I am astonished that I lived down the street for over a year and never managed to uncover this hidden gem. The diminutive, nondescript storefront is lost to the gimmicky, commercialized neon signs of Laz Café, and the overpriced, never-enough-inventory-to-fill-the-store wine shop, and they’ve probably turned me, as well as other inhabitants of South End, off to the fabulous food in between.

So let’s commence with serious props for the fabulous food in between. Let me laud Terenga’s luscious lip-smacking meaty menu, matched only by Terenga’s vegetarian menu, an equally extensive plethora of dishes for hungry herbivores. Even bigger props for making veggie dishes that match the meat dishes in content and flavor.


To start, I drank the Bouye after being told that it was what heaven tasted like. Sadly, I found that godliness cannot be created with an overload of cream and vanilla sugar, which buried the flavor of the bouye. The Accara appetizer is a tasty small plate of perfectly fried ovals of black-eyed pea batter, which leaves a Fergalicious crispy-sour aftertaste.



I failed geography as a child, but after the Thiebou Yap entrée, I think Senegal might be closer to China than I thought…maybe that Pangea/continental drift hypothesis has some truth behind it after all…Think Senegalese fried rice. Think uniquely-flavored comfort food, replete with rich lamb and broken jasmine rice. The lamb is a bit dry and the caramelized onion topper can be a bit salty and overwhelming, but all of it meshed into an amazing combination of textures and complementary flavors for a delectably unique polish. My previous love in life was torn between jasmine rice and a well-made orzo. Both have been indubitably usurped by Terenga’s broken jasmine rice. Think couscous on steroids. Lots of steroids. Think couscous with Cushing’s. Except it’s good…Unlike Cushing’s.
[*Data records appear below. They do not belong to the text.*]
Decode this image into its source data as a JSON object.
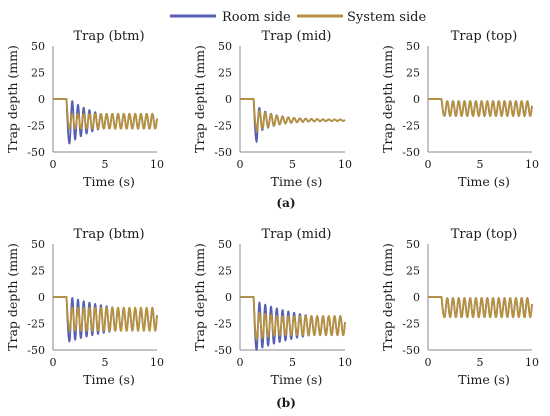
{
  "legend": [
    {
      "name": "Room side",
      "color": "#5560b4"
    },
    {
      "name": "System side",
      "color": "#b8913a"
    }
  ],
  "chart_data": [
    {
      "type": "line",
      "row": "a",
      "col": 0,
      "title": "Trap (btm)",
      "xlabel": "Time (s)",
      "ylabel": "Trap depth (mm)",
      "xlim": [
        0,
        10
      ],
      "ylim": [
        -50,
        50
      ],
      "xticks": [
        0,
        5,
        10
      ],
      "yticks": [
        50,
        25,
        0,
        -25,
        -50
      ],
      "series": [
        {
          "name": "Room side",
          "step_time": 1.3,
          "settle": -21,
          "amplitude": 7,
          "overshoot": -42,
          "period": 0.55,
          "decay": 0.12
        },
        {
          "name": "System side",
          "step_time": 1.3,
          "settle": -21,
          "amplitude": 7,
          "overshoot": -28,
          "period": 0.55,
          "decay": 0.12
        }
      ]
    },
    {
      "type": "line",
      "row": "a",
      "col": 1,
      "title": "Trap (mid)",
      "xlabel": "Time (s)",
      "ylabel": "Trap depth (mm)",
      "xlim": [
        0,
        10
      ],
      "ylim": [
        -50,
        50
      ],
      "xticks": [
        0,
        5,
        10
      ],
      "yticks": [
        50,
        25,
        0,
        -25,
        -50
      ],
      "series": [
        {
          "name": "Room side",
          "step_time": 1.3,
          "settle": -20,
          "amplitude": 12,
          "overshoot": -40,
          "period": 0.55,
          "decay": 0.55
        },
        {
          "name": "System side",
          "step_time": 1.3,
          "settle": -20,
          "amplitude": 10,
          "overshoot": -28,
          "period": 0.55,
          "decay": 0.5
        }
      ]
    },
    {
      "type": "line",
      "row": "a",
      "col": 2,
      "title": "Trap (top)",
      "xlabel": "Time (s)",
      "ylabel": "Trap depth (mm)",
      "xlim": [
        0,
        10
      ],
      "ylim": [
        -50,
        50
      ],
      "xticks": [
        0,
        5,
        10
      ],
      "yticks": [
        50,
        25,
        0,
        -25,
        -50
      ],
      "series": [
        {
          "name": "Room side",
          "step_time": 1.3,
          "settle": -9,
          "amplitude": 4,
          "overshoot": -16,
          "period": 0.55,
          "decay": 0.0
        },
        {
          "name": "System side",
          "step_time": 1.3,
          "settle": -9,
          "amplitude": 4,
          "overshoot": -16,
          "period": 0.55,
          "decay": 0.0
        }
      ]
    },
    {
      "type": "line",
      "row": "b",
      "col": 0,
      "title": "Trap (btm)",
      "xlabel": "Time (s)",
      "ylabel": "Trap depth (mm)",
      "xlim": [
        0,
        10
      ],
      "ylim": [
        -50,
        50
      ],
      "xticks": [
        0,
        5,
        10
      ],
      "yticks": [
        50,
        25,
        0,
        -25,
        -50
      ],
      "series": [
        {
          "name": "Room side",
          "step_time": 1.3,
          "settle": -21,
          "amplitude": 10,
          "overshoot": -42,
          "period": 0.55,
          "decay": 0.05
        },
        {
          "name": "System side",
          "step_time": 1.3,
          "settle": -21,
          "amplitude": 11,
          "overshoot": -30,
          "period": 0.55,
          "decay": 0.05
        }
      ]
    },
    {
      "type": "line",
      "row": "b",
      "col": 1,
      "title": "Trap (mid)",
      "xlabel": "Time (s)",
      "ylabel": "Trap depth (mm)",
      "xlim": [
        0,
        10
      ],
      "ylim": [
        -50,
        50
      ],
      "xticks": [
        0,
        5,
        10
      ],
      "yticks": [
        50,
        25,
        0,
        -25,
        -50
      ],
      "series": [
        {
          "name": "Room side",
          "step_time": 1.3,
          "settle": -27,
          "amplitude": 9,
          "overshoot": -50,
          "period": 0.55,
          "decay": 0.06
        },
        {
          "name": "System side",
          "step_time": 1.3,
          "settle": -27,
          "amplitude": 9,
          "overshoot": -40,
          "period": 0.55,
          "decay": 0.06
        }
      ]
    },
    {
      "type": "line",
      "row": "b",
      "col": 2,
      "title": "Trap (top)",
      "xlabel": "Time (s)",
      "ylabel": "Trap depth (mm)",
      "xlim": [
        0,
        10
      ],
      "ylim": [
        -50,
        50
      ],
      "xticks": [
        0,
        5,
        10
      ],
      "yticks": [
        50,
        25,
        0,
        -25,
        -50
      ],
      "series": [
        {
          "name": "Room side",
          "step_time": 1.3,
          "settle": -10,
          "amplitude": 9,
          "overshoot": -19,
          "period": 0.55,
          "decay": 0.0
        },
        {
          "name": "System side",
          "step_time": 1.3,
          "settle": -10,
          "amplitude": 9,
          "overshoot": -19,
          "period": 0.55,
          "decay": 0.0
        }
      ]
    }
  ],
  "panel_labels": {
    "a": "(a)",
    "b": "(b)"
  }
}
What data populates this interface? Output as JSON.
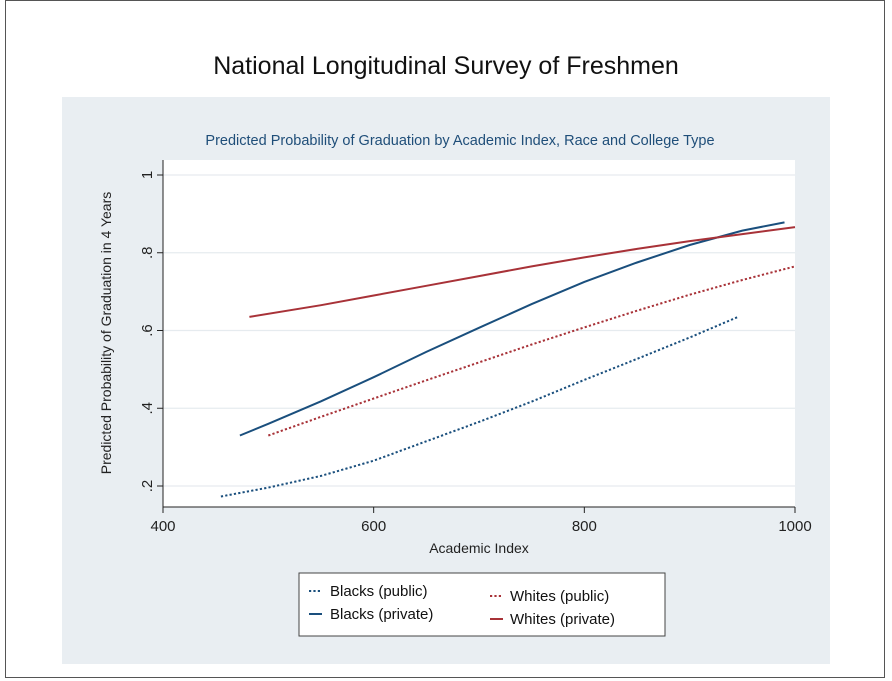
{
  "page": {
    "title": "National Longitudinal Survey of Freshmen"
  },
  "colors": {
    "panel_bg": "#e9eef2",
    "plot_bg": "#ffffff",
    "subtitle": "#1f4e79",
    "blue": "#1a4f7d",
    "red": "#a83238"
  },
  "chart_data": {
    "type": "line",
    "title": "Predicted Probability of Graduation by Academic Index, Race and College Type",
    "xlabel": "Academic Index",
    "ylabel": "Predicted Probability of Graduation in 4 Years",
    "xlim": [
      400,
      1000
    ],
    "ylim": [
      0.2,
      1.0
    ],
    "x_ticks": [
      400,
      600,
      800,
      1000
    ],
    "x_tick_labels": [
      "400",
      "600",
      "800",
      "1000"
    ],
    "y_ticks": [
      0.2,
      0.4,
      0.6,
      0.8,
      1.0
    ],
    "y_tick_labels": [
      ".2",
      ".4",
      ".6",
      ".8",
      "1"
    ],
    "grid": true,
    "legend_position": "bottom",
    "series": [
      {
        "name": "Blacks (public)",
        "style": "dotted",
        "color": "#1a4f7d",
        "points": [
          [
            455,
            0.173
          ],
          [
            500,
            0.196
          ],
          [
            550,
            0.226
          ],
          [
            600,
            0.265
          ],
          [
            650,
            0.315
          ],
          [
            700,
            0.365
          ],
          [
            750,
            0.417
          ],
          [
            800,
            0.473
          ],
          [
            850,
            0.527
          ],
          [
            900,
            0.582
          ],
          [
            945,
            0.634
          ]
        ]
      },
      {
        "name": "Blacks (private)",
        "style": "solid",
        "color": "#1a4f7d",
        "points": [
          [
            473,
            0.33
          ],
          [
            500,
            0.36
          ],
          [
            550,
            0.418
          ],
          [
            600,
            0.48
          ],
          [
            650,
            0.545
          ],
          [
            700,
            0.607
          ],
          [
            750,
            0.668
          ],
          [
            800,
            0.725
          ],
          [
            850,
            0.775
          ],
          [
            900,
            0.82
          ],
          [
            950,
            0.857
          ],
          [
            990,
            0.878
          ]
        ]
      },
      {
        "name": "Whites (public)",
        "style": "dotted",
        "color": "#a83238",
        "points": [
          [
            500,
            0.33
          ],
          [
            550,
            0.378
          ],
          [
            600,
            0.425
          ],
          [
            650,
            0.472
          ],
          [
            700,
            0.518
          ],
          [
            750,
            0.564
          ],
          [
            800,
            0.608
          ],
          [
            850,
            0.651
          ],
          [
            900,
            0.692
          ],
          [
            950,
            0.73
          ],
          [
            1000,
            0.765
          ]
        ]
      },
      {
        "name": "Whites (private)",
        "style": "solid",
        "color": "#a83238",
        "points": [
          [
            482,
            0.635
          ],
          [
            550,
            0.665
          ],
          [
            600,
            0.69
          ],
          [
            650,
            0.715
          ],
          [
            700,
            0.74
          ],
          [
            750,
            0.765
          ],
          [
            800,
            0.788
          ],
          [
            850,
            0.81
          ],
          [
            900,
            0.83
          ],
          [
            950,
            0.848
          ],
          [
            1000,
            0.866
          ]
        ]
      }
    ]
  }
}
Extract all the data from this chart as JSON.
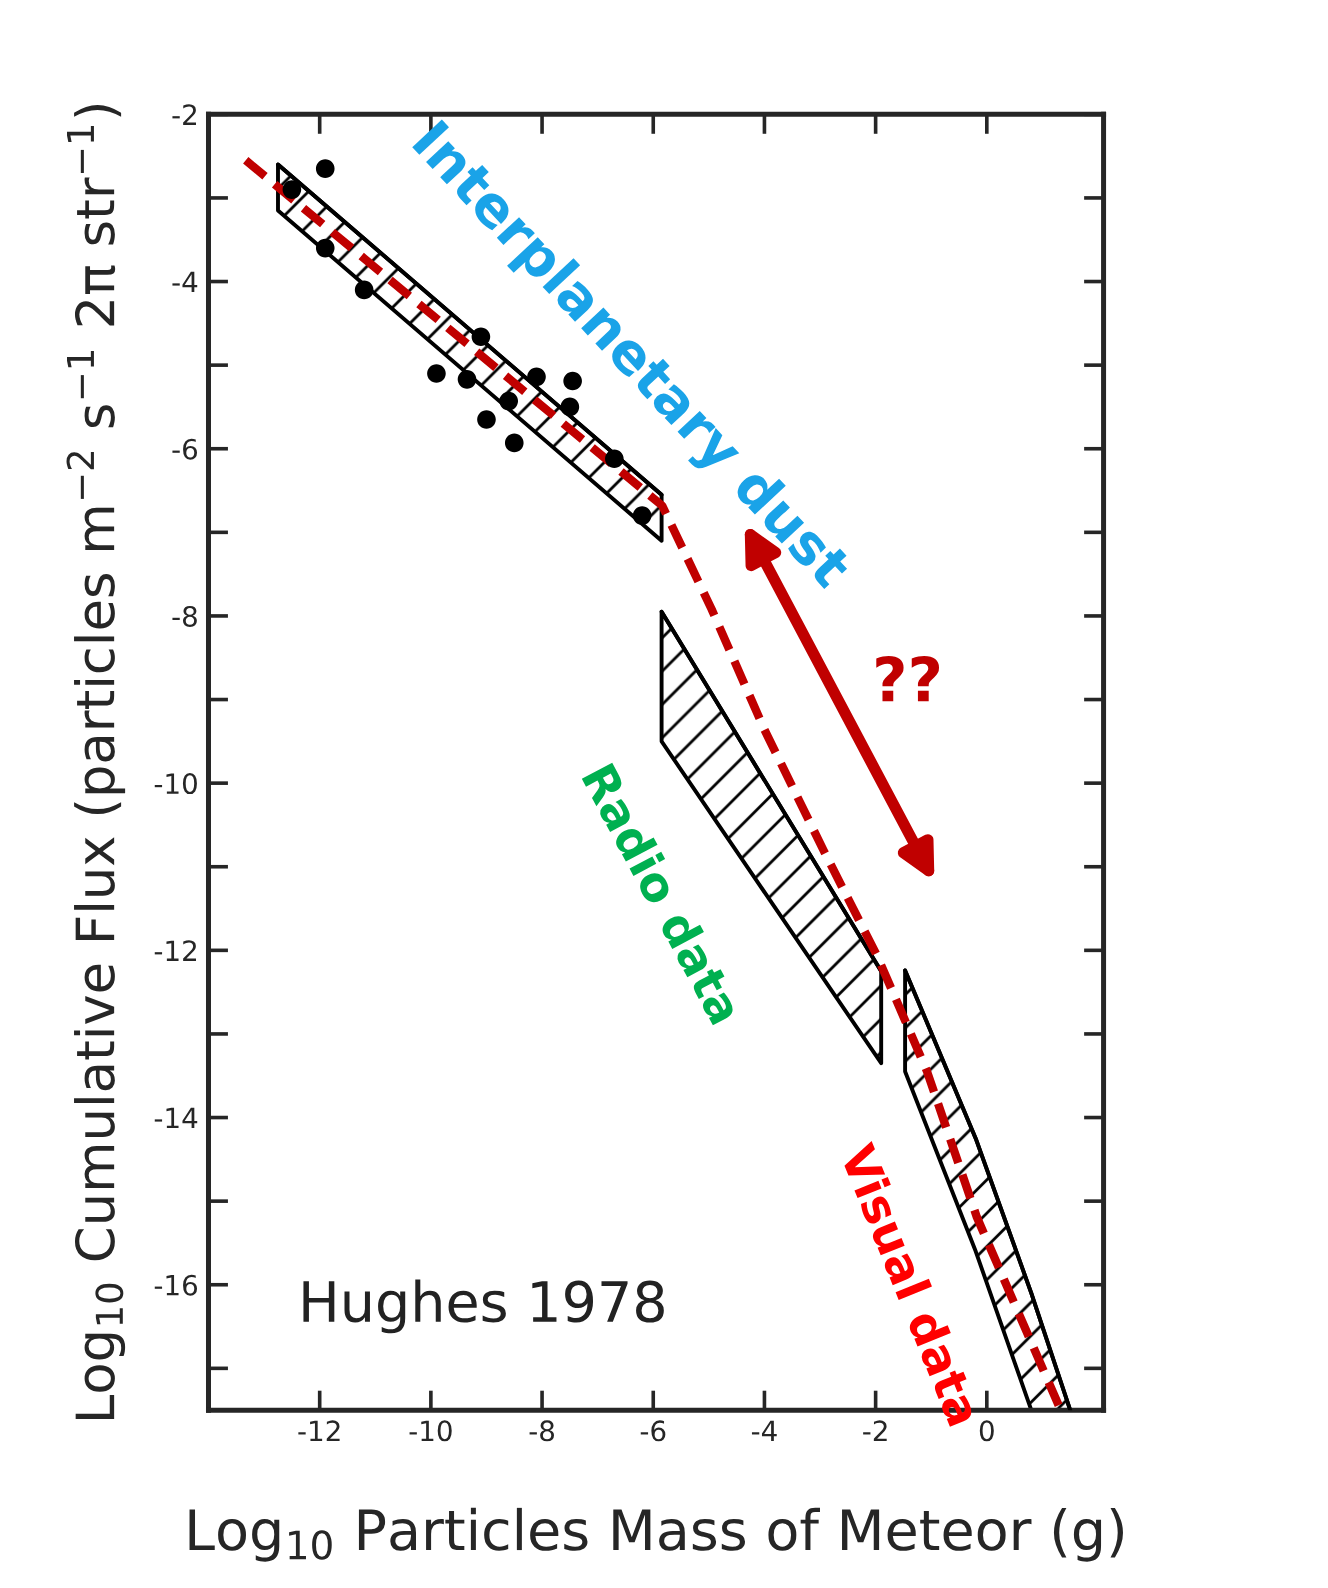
{
  "chart_data": {
    "type": "scatter",
    "xlabel": "Log$_{10}$ Particles Mass of Meteor (g)",
    "ylabel": "Log$_{10}$ Cumulative Flux (particles m$^{−2}$ s$^{−1}$ 2π str$^{−1}$)",
    "xlim": [
      -14,
      2.1
    ],
    "ylim": [
      -17.5,
      -2
    ],
    "xticks": [
      -12,
      -10,
      -8,
      -6,
      -4,
      -2,
      0
    ],
    "yticks": [
      -2,
      {
        "value": -3,
        "label": null
      },
      -4,
      {
        "value": -5,
        "label": null
      },
      -6,
      {
        "value": -7,
        "label": null
      },
      -8,
      {
        "value": -9,
        "label": null
      },
      -10,
      {
        "value": -11,
        "label": null
      },
      -12,
      {
        "value": -13,
        "label": null
      },
      -14,
      {
        "value": -15,
        "label": null
      },
      -16,
      {
        "value": -17,
        "label": null
      }
    ],
    "grid": false,
    "series": [
      {
        "type": "line",
        "color": "#000000",
        "x": [
          -12.75,
          -5.85
        ],
        "values": [
          -2.6,
          -6.55
        ],
        "lower": [
          -3.15,
          -7.1
        ],
        "upper": [
          -2.6,
          -6.55
        ]
      },
      {
        "type": "line",
        "color": "#000000",
        "x": [
          -5.85,
          -1.9
        ],
        "values": [
          -7.95,
          -12.25
        ],
        "lower": [
          -9.5,
          -13.35
        ],
        "upper": [
          -7.95,
          -12.25
        ]
      },
      {
        "type": "line",
        "color": "#000000",
        "x": [
          -1.47,
          -0.2,
          0.8,
          1.5
        ],
        "values": [
          -12.24,
          -14.25,
          -16.1,
          -17.5
        ],
        "lower": [
          -13.45,
          -15.6,
          -17.5,
          -17.5
        ],
        "upper": [
          -12.24,
          -14.25,
          -16.1,
          -17.5
        ]
      },
      {
        "color": "#000000",
        "marker": "circle",
        "x": [
          -11.9,
          -12.5,
          -11.9,
          -11.2,
          -9.1,
          -9.9,
          -9.35,
          -8.1,
          -7.45,
          -8.6,
          -7.5,
          -9.0,
          -8.5,
          -6.7,
          -6.2
        ],
        "values": [
          -2.65,
          -2.9,
          -3.6,
          -4.1,
          -4.66,
          -5.1,
          -5.17,
          -5.14,
          -5.19,
          -5.43,
          -5.5,
          -5.65,
          -5.93,
          -6.12,
          -6.8
        ]
      },
      {
        "type": "line",
        "color": "#c00000",
        "line_style": "dashed",
        "marker": "none",
        "x": [
          -13.33,
          -5.84,
          -4.95,
          -4.0,
          -2.94,
          -1.97,
          -1.08,
          -0.18,
          1.33
        ],
        "values": [
          -2.55,
          -6.68,
          -7.92,
          -9.36,
          -10.8,
          -12.07,
          -13.44,
          -15.19,
          -17.5
        ]
      }
    ],
    "annotations": [
      "Interplanetary dust",
      "Radio data",
      "Visual data",
      "??",
      "Hughes 1978"
    ]
  }
}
The Thiou Legumes, a sharp tomato stew with perfectly balanced veggies, has me delightfully confounded. The sauce and the veggies are beyond reproach, but it’s hard to say how much of my delight was the dish and how much was the mere presence of sweet potato. Now THAT is a veggie worthy of divinity.

Final thoughts: Terenga masters the art of cooking simultaneously simple and rich food that I can only describe as something I’ve never tasted before. I only tried two dishes this time, I intend to try more, and even stretch marks couldn’t keep me away from the couscous with Cushings.